Eddie has rekindled a relationship with Kitty (Helene Costello), a girl from his hometown who works at a nightclub run by the evil bootlegger Hawk Miller (Wheeler Oakman). In a scene set in what we're told is "Central Park," Eddie and Kitty bemoan their fates. This clip has a little bit of everything -- cheesy sets, a line flub, bad acting and deadly pauses:



Then we hie to the nightclub, where we meet owner Hawk Miller and his mistress, Molly . They've been together a long time, and Hawk is starting to ogle the chorus girls, particularly Kitty.

Molly (to Hawk): You're a hound for chickens, ain't ya? You might get indigestion from too much chicken.

(Long pause during which wood turns to coal)

Hawk: Well, if I will, it won't be from an old hen.  
Hawk has killed a cop in the process of transporting illegal hooch, and he plans to frame Eddie for the murder. But when he confronts Eddie at the barber shop, a shot is fired! And the Hawk is grounded in one of the clumsiest death scenes you'll ever see.

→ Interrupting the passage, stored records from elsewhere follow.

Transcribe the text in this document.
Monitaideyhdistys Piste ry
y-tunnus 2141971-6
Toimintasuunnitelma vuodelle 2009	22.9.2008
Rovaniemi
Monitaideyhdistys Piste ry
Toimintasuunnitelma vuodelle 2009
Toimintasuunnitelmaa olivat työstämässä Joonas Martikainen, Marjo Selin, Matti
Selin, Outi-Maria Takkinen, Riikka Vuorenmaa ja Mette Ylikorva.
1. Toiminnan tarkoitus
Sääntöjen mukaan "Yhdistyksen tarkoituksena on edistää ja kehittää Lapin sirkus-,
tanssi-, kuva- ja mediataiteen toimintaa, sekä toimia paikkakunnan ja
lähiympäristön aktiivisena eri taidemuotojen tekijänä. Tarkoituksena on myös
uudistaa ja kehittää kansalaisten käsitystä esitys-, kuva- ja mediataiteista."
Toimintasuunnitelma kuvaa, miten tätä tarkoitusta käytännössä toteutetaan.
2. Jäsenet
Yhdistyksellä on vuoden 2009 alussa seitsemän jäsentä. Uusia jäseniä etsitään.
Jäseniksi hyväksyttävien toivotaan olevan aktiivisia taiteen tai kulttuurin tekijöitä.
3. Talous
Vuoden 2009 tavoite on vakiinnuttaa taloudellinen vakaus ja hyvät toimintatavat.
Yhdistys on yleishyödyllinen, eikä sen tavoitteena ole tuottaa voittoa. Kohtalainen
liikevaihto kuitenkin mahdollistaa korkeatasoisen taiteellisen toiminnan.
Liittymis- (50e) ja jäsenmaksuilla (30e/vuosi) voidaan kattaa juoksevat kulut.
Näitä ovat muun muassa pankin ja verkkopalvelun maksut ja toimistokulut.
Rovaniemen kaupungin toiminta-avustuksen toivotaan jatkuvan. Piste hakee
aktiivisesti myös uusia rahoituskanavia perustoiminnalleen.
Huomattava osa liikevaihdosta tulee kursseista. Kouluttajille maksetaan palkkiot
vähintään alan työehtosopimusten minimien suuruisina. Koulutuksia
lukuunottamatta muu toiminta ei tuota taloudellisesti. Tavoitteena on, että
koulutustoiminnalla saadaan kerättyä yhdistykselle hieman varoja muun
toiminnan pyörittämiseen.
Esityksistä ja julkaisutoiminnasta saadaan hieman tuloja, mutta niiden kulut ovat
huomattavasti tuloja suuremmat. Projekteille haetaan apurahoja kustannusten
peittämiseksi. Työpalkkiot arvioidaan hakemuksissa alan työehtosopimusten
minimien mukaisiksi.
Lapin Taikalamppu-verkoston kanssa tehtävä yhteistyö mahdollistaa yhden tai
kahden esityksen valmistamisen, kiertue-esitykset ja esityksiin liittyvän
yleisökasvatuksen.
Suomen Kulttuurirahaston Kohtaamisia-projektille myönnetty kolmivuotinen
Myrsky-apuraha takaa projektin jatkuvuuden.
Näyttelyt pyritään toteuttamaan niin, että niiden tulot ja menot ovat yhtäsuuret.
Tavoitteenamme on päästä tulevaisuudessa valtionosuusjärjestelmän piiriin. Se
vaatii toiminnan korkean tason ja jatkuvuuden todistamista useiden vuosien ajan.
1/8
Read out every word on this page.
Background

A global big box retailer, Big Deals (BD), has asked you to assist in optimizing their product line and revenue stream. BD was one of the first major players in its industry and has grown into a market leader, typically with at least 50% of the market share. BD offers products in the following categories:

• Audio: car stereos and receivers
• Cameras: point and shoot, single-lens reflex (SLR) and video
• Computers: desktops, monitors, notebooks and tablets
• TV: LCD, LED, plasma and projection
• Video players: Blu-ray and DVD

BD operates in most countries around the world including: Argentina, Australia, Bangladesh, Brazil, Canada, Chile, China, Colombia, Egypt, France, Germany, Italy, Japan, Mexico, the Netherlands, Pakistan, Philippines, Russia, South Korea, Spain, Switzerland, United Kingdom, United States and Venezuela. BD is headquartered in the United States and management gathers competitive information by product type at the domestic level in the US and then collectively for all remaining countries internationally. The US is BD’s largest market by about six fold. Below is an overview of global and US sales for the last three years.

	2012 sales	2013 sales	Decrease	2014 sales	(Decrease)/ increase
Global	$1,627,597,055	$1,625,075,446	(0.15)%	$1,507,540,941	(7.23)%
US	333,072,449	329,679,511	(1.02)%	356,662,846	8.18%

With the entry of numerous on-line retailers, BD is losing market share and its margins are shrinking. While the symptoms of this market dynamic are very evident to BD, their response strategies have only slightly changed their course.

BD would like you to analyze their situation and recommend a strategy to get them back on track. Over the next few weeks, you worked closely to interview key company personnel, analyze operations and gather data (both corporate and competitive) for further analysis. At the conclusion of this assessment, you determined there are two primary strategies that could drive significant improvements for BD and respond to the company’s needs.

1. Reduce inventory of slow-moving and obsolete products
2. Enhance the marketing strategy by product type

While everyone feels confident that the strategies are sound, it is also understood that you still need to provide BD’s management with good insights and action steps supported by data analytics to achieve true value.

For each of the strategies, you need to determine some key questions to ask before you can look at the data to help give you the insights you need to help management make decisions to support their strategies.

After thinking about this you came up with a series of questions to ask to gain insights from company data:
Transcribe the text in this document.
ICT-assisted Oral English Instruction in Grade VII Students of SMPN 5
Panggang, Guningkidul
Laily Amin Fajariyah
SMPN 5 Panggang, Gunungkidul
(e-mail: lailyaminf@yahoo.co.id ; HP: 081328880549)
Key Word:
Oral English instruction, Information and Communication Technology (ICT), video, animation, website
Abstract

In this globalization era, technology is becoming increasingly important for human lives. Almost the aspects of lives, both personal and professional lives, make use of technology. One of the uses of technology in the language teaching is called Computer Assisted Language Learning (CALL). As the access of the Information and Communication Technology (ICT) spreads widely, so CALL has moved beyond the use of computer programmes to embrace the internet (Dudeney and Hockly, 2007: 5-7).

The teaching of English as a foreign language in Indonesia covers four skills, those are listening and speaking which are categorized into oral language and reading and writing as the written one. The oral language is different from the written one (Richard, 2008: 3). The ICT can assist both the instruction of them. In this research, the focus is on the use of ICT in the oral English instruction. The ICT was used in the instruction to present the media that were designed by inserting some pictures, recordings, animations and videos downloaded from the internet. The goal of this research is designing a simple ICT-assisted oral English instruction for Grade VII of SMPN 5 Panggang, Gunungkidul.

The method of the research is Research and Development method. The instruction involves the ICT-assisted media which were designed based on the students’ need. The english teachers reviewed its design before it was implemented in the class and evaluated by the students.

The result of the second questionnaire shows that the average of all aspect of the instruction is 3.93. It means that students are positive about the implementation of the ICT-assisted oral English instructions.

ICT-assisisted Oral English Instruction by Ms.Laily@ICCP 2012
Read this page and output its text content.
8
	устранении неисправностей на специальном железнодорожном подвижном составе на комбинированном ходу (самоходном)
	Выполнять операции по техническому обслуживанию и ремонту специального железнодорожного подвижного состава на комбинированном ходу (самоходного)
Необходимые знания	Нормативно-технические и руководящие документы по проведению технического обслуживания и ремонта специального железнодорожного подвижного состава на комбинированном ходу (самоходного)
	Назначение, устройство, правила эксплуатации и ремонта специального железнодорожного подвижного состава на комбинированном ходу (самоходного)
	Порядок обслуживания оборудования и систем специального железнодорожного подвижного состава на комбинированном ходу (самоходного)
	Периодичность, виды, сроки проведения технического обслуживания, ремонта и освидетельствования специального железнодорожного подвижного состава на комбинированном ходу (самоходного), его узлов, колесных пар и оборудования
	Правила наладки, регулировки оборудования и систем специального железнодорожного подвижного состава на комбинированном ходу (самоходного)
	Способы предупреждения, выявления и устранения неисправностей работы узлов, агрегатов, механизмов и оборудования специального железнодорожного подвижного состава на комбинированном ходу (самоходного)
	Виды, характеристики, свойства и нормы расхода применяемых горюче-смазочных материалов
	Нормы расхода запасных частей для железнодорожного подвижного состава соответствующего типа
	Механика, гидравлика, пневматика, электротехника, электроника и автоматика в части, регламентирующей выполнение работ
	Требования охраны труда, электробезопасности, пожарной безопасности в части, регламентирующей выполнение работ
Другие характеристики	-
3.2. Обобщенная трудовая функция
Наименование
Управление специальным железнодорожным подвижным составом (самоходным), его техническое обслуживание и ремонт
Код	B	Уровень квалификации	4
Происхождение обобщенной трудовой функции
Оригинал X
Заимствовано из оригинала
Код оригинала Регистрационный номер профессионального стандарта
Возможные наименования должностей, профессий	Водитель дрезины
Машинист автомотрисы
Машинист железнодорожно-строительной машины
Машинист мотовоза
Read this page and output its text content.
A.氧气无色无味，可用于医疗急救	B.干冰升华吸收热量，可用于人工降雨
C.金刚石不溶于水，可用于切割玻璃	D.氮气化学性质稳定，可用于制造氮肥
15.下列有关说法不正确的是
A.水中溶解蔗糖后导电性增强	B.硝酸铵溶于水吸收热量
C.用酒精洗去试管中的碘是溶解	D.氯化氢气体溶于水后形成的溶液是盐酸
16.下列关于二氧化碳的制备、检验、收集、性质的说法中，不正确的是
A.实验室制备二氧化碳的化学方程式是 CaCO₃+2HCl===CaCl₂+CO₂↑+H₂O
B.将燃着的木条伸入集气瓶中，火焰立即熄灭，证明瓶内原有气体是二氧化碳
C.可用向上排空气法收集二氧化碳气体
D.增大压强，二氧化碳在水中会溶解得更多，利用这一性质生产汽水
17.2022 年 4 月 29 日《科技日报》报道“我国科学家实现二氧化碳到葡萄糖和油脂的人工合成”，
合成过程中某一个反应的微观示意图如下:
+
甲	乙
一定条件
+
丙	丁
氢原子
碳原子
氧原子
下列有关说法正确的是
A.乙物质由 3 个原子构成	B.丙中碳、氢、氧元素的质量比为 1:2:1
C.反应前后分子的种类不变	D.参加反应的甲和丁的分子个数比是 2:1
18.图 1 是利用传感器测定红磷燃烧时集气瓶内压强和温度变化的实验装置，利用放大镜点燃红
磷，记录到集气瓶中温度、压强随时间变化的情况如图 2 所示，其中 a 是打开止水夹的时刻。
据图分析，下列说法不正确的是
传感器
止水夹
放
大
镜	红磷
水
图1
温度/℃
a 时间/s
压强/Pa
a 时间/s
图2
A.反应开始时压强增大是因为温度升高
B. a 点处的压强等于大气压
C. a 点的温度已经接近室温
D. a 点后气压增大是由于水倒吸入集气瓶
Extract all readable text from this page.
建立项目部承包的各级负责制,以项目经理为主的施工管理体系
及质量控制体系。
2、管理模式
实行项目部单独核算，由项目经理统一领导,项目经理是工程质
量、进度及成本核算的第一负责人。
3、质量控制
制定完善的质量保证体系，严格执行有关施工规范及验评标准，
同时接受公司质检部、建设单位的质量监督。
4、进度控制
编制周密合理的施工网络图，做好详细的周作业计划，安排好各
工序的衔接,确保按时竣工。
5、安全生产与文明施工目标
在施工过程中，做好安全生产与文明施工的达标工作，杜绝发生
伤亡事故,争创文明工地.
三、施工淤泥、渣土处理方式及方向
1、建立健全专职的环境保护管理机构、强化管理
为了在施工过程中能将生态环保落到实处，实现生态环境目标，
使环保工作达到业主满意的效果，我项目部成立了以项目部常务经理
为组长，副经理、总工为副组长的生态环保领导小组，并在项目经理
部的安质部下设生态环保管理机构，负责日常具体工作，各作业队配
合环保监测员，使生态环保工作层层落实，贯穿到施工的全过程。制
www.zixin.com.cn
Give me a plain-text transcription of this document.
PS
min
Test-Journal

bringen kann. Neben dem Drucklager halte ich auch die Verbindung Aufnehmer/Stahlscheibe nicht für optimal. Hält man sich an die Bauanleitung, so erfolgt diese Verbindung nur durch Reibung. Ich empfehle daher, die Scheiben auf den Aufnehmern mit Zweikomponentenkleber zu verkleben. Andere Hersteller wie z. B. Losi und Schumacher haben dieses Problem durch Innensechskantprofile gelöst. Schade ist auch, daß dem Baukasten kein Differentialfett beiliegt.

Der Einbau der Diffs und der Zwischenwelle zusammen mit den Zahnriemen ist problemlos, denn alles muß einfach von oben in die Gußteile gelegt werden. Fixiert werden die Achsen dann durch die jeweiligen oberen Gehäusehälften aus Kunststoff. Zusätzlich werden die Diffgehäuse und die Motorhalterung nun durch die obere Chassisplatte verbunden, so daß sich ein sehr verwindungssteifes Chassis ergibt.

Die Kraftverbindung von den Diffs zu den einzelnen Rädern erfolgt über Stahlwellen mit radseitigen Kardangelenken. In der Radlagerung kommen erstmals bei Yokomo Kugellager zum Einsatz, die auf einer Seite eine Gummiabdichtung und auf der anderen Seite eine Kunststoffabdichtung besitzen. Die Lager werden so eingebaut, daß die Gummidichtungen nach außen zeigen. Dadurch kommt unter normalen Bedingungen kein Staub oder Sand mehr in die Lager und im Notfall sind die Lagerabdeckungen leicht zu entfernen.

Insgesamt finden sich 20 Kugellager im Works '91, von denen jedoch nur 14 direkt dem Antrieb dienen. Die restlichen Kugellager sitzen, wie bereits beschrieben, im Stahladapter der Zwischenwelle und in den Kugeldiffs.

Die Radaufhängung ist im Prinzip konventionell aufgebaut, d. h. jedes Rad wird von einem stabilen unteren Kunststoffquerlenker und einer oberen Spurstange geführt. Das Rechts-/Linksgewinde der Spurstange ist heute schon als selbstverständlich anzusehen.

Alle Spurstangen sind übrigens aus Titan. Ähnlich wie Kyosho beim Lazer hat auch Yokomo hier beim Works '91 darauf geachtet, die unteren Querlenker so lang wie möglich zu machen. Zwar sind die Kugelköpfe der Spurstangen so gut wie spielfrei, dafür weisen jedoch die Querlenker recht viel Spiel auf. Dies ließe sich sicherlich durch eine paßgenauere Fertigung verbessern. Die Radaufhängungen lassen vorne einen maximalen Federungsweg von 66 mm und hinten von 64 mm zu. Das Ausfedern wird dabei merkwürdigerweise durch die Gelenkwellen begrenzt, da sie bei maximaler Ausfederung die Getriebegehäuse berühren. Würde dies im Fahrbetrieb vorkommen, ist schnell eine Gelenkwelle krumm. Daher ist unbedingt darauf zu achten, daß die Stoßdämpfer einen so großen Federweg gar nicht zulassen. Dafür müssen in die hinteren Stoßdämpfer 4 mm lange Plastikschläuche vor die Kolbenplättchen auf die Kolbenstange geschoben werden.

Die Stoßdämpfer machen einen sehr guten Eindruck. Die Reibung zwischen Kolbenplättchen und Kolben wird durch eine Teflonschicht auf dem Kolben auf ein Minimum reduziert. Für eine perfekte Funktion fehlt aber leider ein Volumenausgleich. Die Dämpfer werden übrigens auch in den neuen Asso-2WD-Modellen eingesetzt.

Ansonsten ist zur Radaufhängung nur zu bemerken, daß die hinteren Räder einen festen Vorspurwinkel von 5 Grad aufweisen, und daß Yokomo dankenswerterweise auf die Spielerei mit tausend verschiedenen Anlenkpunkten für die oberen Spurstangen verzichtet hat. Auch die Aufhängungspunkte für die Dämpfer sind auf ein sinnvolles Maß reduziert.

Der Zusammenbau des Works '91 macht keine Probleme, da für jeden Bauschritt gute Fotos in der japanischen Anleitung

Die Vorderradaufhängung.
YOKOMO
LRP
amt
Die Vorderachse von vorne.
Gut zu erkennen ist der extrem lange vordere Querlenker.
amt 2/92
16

And just when you think things can't any worse, enter Det. Crosby (Robert Elliott), whose slow cadences make everyone else seem like they're on cocaine. Molly the mistress confesses to the killing of Hawk, and Crosby stretches ten words into what seems like ten minutes:


The film careers of the romantic leads, Cullen Landis and Helene Costello, were kaput by 1930. Gladys Brockwell, who actually acts a little as Molly, was killed in a 1929 car crash. The only folks whose careers survived "Lights of New York" were Pallette; the cop, Robert Elliott (who went on to play dozens of cops); and Tom Dugan, who played comic bits in dozens of movies and, during World War II, found himself playing Hitler or Hitler surrogates in movies such as "Star Spangled Rhythm" and "To Be or Not to Be."